花の咲くころにはきっと、赤ちゃんと一緒に公園に行こう。 満開の桜の下、元気になった赤ちゃんの 笑顔を 思い浮かべながらね。 それは、叶わなかったんだけれども・・。
若い桜は一瞬、女の人の思い浮かべたその光景を 目にしたような気がしました。
そして、見てもらえるかどうか 解らないけど、たくさん たくさん 花をつけよう・・と思いました。
若い桜の枝に ちらほら花が咲きました。
若い女の子が、悲しい顔で通りすぎました。
若い桜が聞く前に じいさん桜は 低い声で歌うように言いました。
━ あの子は 満開の桜の下、最初の恋にさよならした。 付き合うこと自体にウキウキしてるのが、 はたから見ても解ったさ。 だけど気がつけばいつの間にか相手の心は 離れてた。
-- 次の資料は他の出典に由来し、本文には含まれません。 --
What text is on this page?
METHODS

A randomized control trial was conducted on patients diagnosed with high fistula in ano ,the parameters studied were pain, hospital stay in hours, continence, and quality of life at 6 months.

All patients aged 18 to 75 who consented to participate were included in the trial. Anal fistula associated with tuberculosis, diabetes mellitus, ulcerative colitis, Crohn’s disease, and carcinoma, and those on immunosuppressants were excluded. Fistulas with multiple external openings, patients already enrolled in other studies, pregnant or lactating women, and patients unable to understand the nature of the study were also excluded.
花見で賑わう人の中、ぽつんと置き去りにされて、あの子はどこへも行けないで立っていた。
若い桜は、女の子がいつか、本当に心通う人とここへ来ることを、心から願いました。
桜の花が満開の頃、たくさんの人が通り過ぎました。
じいさん桜は、もう何も話さず、はしゃいで遊ぶ子供たちにも、賑やかな宴を開く人たちにも ・・
そしてうつむいて歩く人、大切な思い出に涙する人にも同じようにその見事な花を咲かせて見せました。
やがて、若い桜の花は散りました。
じいさん桜の花の終わりはそれは美しい花吹雪でした。
そして間もなく桜の木々は 花の後に青々とした葉をつけ、夏に柔らかな木陰をつくるのでした。